What Wild Ecstasy
Instrumentation: fl(=picc).ob(=ca).cl.bc.bsn(=cbsn)-hn.tpt.trbn-perc-pft-harp-strings(2.1.1.1.)
Ballet, Rambert Dance Company.
PROGRAMME NOTE
When I was approached to write a new score to sit alongside Debussy’s masterpiece Prélude áL’après Midi D’un Faune, it soon became clear that it would not be a partner piece, nor a modern day version, but rather a reaction to all the work’s incarnations: Malarme’s poem, Debussy’s music and Nijinsky’s choreography.
If the Fauns of Mallarme and Debussy’s creation were hazy and elusive in mood, sensual and soporific in character our faun would be direct, feral, sexually aggressive and Dionysian in sheer exuberance. I drew from the Pan Myth, John Keats’ 1819 poem, Ode on a Grecian Urn (from which the title comes) and the numerous artistic images inspired by the lascivious shenanigans of mythological fauns.

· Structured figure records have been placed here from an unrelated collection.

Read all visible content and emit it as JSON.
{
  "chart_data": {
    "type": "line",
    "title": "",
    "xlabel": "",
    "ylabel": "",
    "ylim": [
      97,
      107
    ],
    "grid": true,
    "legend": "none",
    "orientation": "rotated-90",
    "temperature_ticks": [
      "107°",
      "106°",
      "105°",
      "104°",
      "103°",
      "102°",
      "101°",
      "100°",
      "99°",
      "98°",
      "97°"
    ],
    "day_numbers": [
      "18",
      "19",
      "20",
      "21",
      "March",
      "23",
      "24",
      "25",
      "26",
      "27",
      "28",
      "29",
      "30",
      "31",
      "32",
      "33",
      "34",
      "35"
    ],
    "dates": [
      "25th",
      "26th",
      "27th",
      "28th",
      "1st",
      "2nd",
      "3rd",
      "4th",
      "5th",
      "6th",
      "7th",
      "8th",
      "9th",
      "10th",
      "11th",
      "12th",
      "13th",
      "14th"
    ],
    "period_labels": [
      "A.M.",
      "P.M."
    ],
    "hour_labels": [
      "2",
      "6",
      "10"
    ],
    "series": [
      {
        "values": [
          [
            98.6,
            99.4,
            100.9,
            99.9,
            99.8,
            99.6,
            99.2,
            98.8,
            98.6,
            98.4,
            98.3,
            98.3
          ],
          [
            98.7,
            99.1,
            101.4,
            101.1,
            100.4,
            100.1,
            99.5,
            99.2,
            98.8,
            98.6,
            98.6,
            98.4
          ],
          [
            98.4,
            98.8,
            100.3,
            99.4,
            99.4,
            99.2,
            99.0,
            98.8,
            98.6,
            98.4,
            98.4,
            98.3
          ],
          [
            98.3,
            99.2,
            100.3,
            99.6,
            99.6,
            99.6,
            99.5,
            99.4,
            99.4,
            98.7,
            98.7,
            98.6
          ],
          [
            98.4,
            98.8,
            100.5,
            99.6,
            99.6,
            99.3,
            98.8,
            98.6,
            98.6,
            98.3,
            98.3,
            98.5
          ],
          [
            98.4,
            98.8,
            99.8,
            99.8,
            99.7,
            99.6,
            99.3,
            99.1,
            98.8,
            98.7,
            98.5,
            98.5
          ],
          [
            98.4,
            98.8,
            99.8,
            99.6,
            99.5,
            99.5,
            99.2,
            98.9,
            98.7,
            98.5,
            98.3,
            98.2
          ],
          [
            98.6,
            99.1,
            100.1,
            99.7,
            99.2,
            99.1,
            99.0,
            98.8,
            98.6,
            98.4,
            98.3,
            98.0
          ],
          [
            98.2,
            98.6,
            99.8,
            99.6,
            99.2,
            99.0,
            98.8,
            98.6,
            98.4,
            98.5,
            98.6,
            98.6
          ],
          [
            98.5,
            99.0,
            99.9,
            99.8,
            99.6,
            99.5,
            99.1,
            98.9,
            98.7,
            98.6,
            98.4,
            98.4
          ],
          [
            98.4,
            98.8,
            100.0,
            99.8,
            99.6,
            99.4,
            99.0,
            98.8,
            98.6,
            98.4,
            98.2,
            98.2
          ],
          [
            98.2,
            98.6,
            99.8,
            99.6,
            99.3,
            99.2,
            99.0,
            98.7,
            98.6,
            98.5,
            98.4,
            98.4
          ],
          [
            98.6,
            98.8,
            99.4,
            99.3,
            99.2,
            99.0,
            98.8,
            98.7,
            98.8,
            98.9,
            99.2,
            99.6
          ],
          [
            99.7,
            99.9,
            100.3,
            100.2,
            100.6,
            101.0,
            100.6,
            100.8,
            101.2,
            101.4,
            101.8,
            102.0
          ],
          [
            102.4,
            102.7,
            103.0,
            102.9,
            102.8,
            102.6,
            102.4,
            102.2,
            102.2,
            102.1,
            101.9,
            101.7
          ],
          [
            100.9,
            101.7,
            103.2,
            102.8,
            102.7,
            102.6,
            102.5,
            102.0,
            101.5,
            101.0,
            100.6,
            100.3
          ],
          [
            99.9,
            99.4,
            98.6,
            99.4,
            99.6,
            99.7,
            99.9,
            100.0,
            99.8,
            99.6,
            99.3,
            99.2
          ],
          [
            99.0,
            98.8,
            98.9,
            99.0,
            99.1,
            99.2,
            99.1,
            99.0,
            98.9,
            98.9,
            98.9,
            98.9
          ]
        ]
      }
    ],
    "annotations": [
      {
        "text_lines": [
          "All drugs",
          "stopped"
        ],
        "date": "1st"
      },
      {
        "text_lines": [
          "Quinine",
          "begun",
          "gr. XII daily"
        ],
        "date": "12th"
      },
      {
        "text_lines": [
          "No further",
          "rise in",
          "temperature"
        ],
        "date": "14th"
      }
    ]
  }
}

The work is structured in three core sections consisting of a series of musical outbursts that fly by one after the other. Material from previous sections bleed into the next, driving relentlessly and sometimes manically forward. Though there are moments of stillness they are soon superseded by brassy growls and rhythmic dances.